A great blessing  on the wall at
Terra Nova Pilgrim House 
(One of my go to places in SdC)

We, at two totally different stages of life, have completed a huge challenge together. She’s beginning her working career (actually has a job interview the day after we return to Canada), and my public ministry career is barely a blip in the rear view mirror any more.  She’s wondering about family and life and perspective - and I’ve raised 4 beautiful women and now enjoy 11 wonderful grandkids.

In many ways this was three caminos - Hers, mine and ours. But the beauty is that all three of these caminos were down TOGETHER,  and to this grandfather that is a huge privilege. I’ll not say anymore about that now so I can devote an entire blog to it later. 

So for now - rejoice with us. We have arrived. Tired (both of us) beaten up (me) but triumphant and happy. 

Tomorrow is another slow day in Santiago de Compostela, and then we have lightened the schedule for the next week before returning to Canada. 

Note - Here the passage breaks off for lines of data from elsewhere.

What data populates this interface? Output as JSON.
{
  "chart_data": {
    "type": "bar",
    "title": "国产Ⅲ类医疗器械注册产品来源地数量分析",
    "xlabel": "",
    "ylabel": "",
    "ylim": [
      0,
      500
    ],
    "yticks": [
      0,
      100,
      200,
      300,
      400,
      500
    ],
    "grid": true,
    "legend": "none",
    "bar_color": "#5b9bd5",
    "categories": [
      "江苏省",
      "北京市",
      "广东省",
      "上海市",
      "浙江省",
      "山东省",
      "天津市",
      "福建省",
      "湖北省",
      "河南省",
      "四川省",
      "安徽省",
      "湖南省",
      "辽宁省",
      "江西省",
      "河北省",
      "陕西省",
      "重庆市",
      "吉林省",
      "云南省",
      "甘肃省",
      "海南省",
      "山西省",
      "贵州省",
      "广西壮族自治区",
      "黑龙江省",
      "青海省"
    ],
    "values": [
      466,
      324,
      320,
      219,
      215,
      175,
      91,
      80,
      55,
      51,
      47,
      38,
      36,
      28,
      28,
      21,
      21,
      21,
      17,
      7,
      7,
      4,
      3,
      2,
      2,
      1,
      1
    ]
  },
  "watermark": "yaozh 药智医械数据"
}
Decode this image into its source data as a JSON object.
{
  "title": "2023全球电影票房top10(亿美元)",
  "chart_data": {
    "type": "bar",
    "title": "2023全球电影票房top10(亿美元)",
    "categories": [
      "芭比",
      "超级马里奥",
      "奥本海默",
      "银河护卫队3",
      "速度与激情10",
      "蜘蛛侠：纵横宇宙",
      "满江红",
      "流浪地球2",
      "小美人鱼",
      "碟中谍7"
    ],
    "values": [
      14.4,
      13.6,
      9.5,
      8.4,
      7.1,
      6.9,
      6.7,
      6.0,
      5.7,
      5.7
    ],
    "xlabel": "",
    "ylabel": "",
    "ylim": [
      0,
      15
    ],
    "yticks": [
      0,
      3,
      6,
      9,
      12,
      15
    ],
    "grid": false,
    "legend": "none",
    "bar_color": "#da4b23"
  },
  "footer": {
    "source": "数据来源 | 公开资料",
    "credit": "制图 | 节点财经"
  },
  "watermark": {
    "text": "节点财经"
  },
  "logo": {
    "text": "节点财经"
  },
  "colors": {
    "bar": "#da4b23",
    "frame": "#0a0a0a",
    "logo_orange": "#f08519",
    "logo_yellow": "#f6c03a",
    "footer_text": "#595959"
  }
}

I’m still prayer stepping for those of you who asked for prayer. Tomorrow I’ll tell you about the totally non-Protestant thing I did on your behalf today.  I hope you don’t disown me!  

Monday, October 10, 2022

Don’t underestimate the end

 Don’t underestimate the end 

The Scripture’s say “weep with those who weep, and rejoice with those who rejoice.”  Today I almost made the mistake of “rejoicing in front of someone who wept”. 

I was walking down a hill in the early morning rain, and I suddenly realized I was “walking”. I wasn’t limping, I wasn’t over-compensating, I wasn’t wincing or excruciating. I was simply “walking down hill”. It’s been over 200 km since I walked naturally downhill. So I was rejoicing. 

Walking down into Ribadosio

I started to shout to Emily in front of me, “Hey Em!  Look!  Grandfather is walking downhill”. But just as I started to shout I noticed the unmistakeable sign of the beginning of a limp - in her leg.  270 km behind us. 200 or more up mountain hill, down mountain hill, and everything in between, and NOW (of all times) the rolling hills of Galicia were starting to take their toll. What looked like it should be an easy finish suddenly has a new dimension. 

An albergue named “Heidi’s Place”
demands that at least one pic be taken.  
Unfortunately, it was closed so we had to carry on 

We’ve been enjoying the company of a couple from Finland for the last week. Ilka and Seneca are a strong seafaring couple and covered those 200 + km of mountain hills valiantly. But tonight when we arrived at the hostel, Ilka told us his wife had gone to the hospital this morning and had a toe nail removed. She may or may not be able to walk tomorrow. What looked like an easy finish has suddenly taken in a new dimension. 

Moral of the story??  I have no idea, but that’s what happened today. 

I guess the moral is: don’t underestimate the end. (Blue Jays fans may have an idea what I am talking about after this weekend’s tragic collapse.)

Today’s details. 

24 km from Melide to Calle

Hard rain (we ARE in Galicia) for most of the day. The sun broke out to warm the day at the end. 

280 km behind us. 

31 km left. 

Tomorrow the plan is to do another 20 km to Labacolla, and then finish before noon on Wednesday

Thanks for following

Thanks for praying

Thanks for sharing your prayer requests with me. 

Everyone tells me “tú nieta es muy guapa”.
And I always reply, “¡Ella es también muy fuerte!”